3. Études sur l'IA et les médias
L'IA est analysée comme un outil capable d'influencer les jugements émotionnels et les comportements humains. Les technologies telles que les systèmes de recommandation, les bots sociaux et l'IA générative permettent de produire et diffuser du contenu émotionnel à grande échelle. Ces technologies façonnent ainsi la manière dont les individus perçoivent et réagissent aux crises climatiques, tout en posant des défis éthiques et légaux majeurs.
En combinant ces cadres théoriques, le texte propose une analyse approfondie des implications de l'IA et des réseaux sociaux numériques sur les émotions humaines et, par conséquent, sur l'action climatique.

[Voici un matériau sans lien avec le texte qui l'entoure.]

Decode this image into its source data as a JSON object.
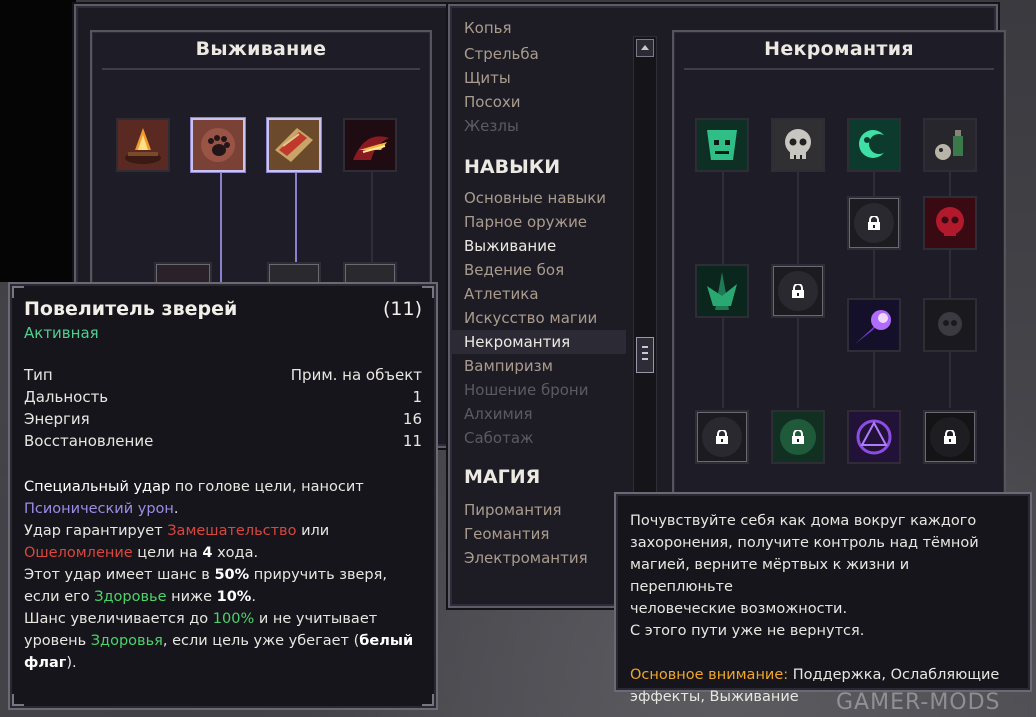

Bien que cette étude ne repose pas sur une méthodologie expérimentale stricte, il adopte une approche analytique conceptuelle qui s'appuie sur plusieurs éléments clés pour explorer les interactions entre les émotions humaines, les technologies numériques et l'action climatique. Cette démarche vise à fournir une compréhension holistique des dynamiques en jeu, tout en reconnaissant ses limites méthodologiques.
1. Revue sélective de la littérature pertinente
Les auteurs procèdent à une revue sélective de la littérature académique existante pour identifier les tendances, théories et études pertinentes dans trois domaines principaux :
- Les émotions et leur rôle dans la prise de décision collective , notamment dans le contexte du changement climatique. Par exemple, ils mobilisent des travaux sur les mécanismes psychologiques tels que la congruence des valeurs, l'activation des normes sociales et la temporalité immédiate.

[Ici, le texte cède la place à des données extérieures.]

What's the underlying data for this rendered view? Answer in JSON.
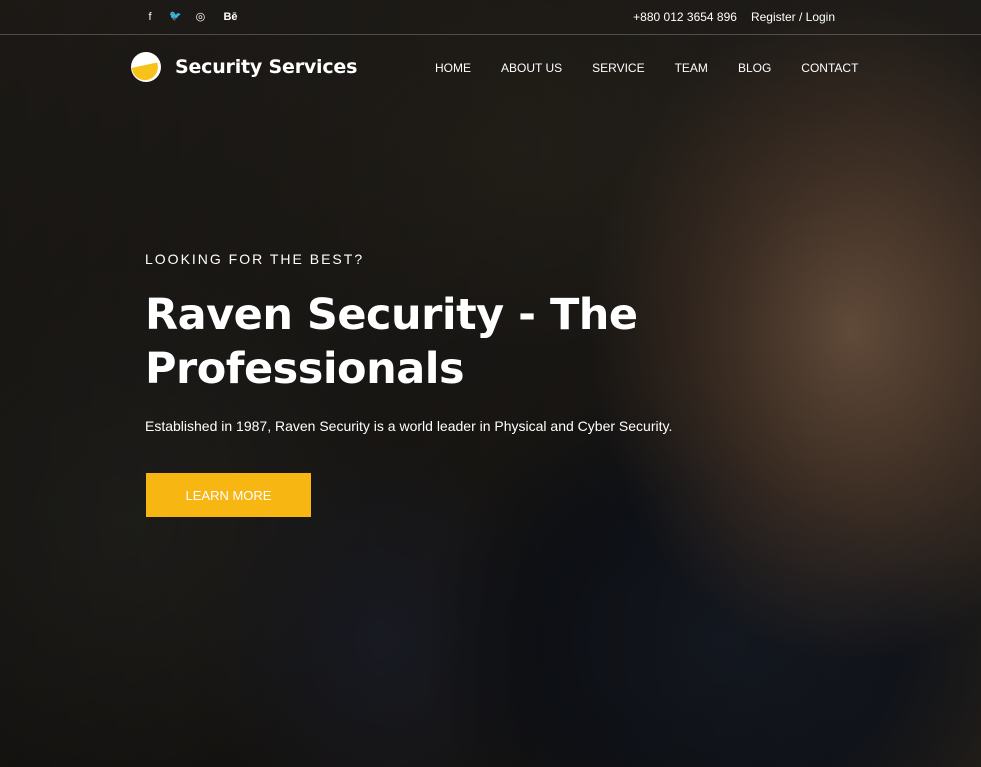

- L'influence des réseaux sociaux numériques sur la diffusion et l'amplification des émotions collectives. Les études citées montrent comment les algorithmes de recommandation et les bots sociaux façonnent les flux d'information et modulent les réponses émotionnelles.
- L'émergence des technologies d'intelligence artificielle (IA) , y compris l'IA générative (GenAI), dans la production de contenu émotionnel à grande échelle. Les auteurs explorent également les implications éthiques et légales de ces avancées technologiques.
Cette revue sélective permet de contextualiser les phénomènes observés tout en reliant les concepts théoriques aux réalités contemporaines.
2. Exemples concrets pour illustrer les dynamiques
Pour rendre leurs arguments plus tangibles, les auteurs intègrent des exemples concrets tirés de cas réels. Parmi ceux-ci, l'exemple des inondations dévastatrices en Espagne en 2024 est particulièrement éclairant. Ces événements tragiques, qui ont fait plus de 200 victimes, ont suscité une vague d'émotions collectives amplifiée par les réseaux sociaux. Les hashtags comme #EjercitoYA ont permis de diffuser rapidement des sentiments de colère, de tristesse et de solidarité, non seulement au niveau national mais aussi international. Cet exemple illustre comment les plateformes numériques facilitent la propagation des émotions à grande échelle, créant ainsi des spirales émotionnelles positives ou négatives.
D'autres exemples incluent l'utilisation de contenus générés par l'IA, comme des images ou vidéos synthétiques liées aux catastrophes climatiques (par exemple, les ouragans Milton et Helene aux États-Unis en 2024), qui ont contribué à la diffusion de désinformation et exacerbé les réponses émotionnelles. Ces cas mettent en lumière les risques associés à l'utilisation malveillante des technologies numériques dans le contexte climatique.
3. Cadre analytique intégré
Le texte propose un cadre analytique novateur qui relie trois dimensions clés :
- Les technologies numériques , y compris les réseaux sociaux, les algorithmes de recommandation, les bots sociaux et l'IA générative. Ces technologies jouent un rôle central dans la diffusion des émotions et influencent les perceptions individuelles et collectives.
- Les mécanismes psychologiques , tels que la prévision affective, la congruence des valeurs et l'activation des normes sociales. Ces mécanismes expliquent comment les émotions sont déclenchées, amplifiées et transformées en actions concrètes.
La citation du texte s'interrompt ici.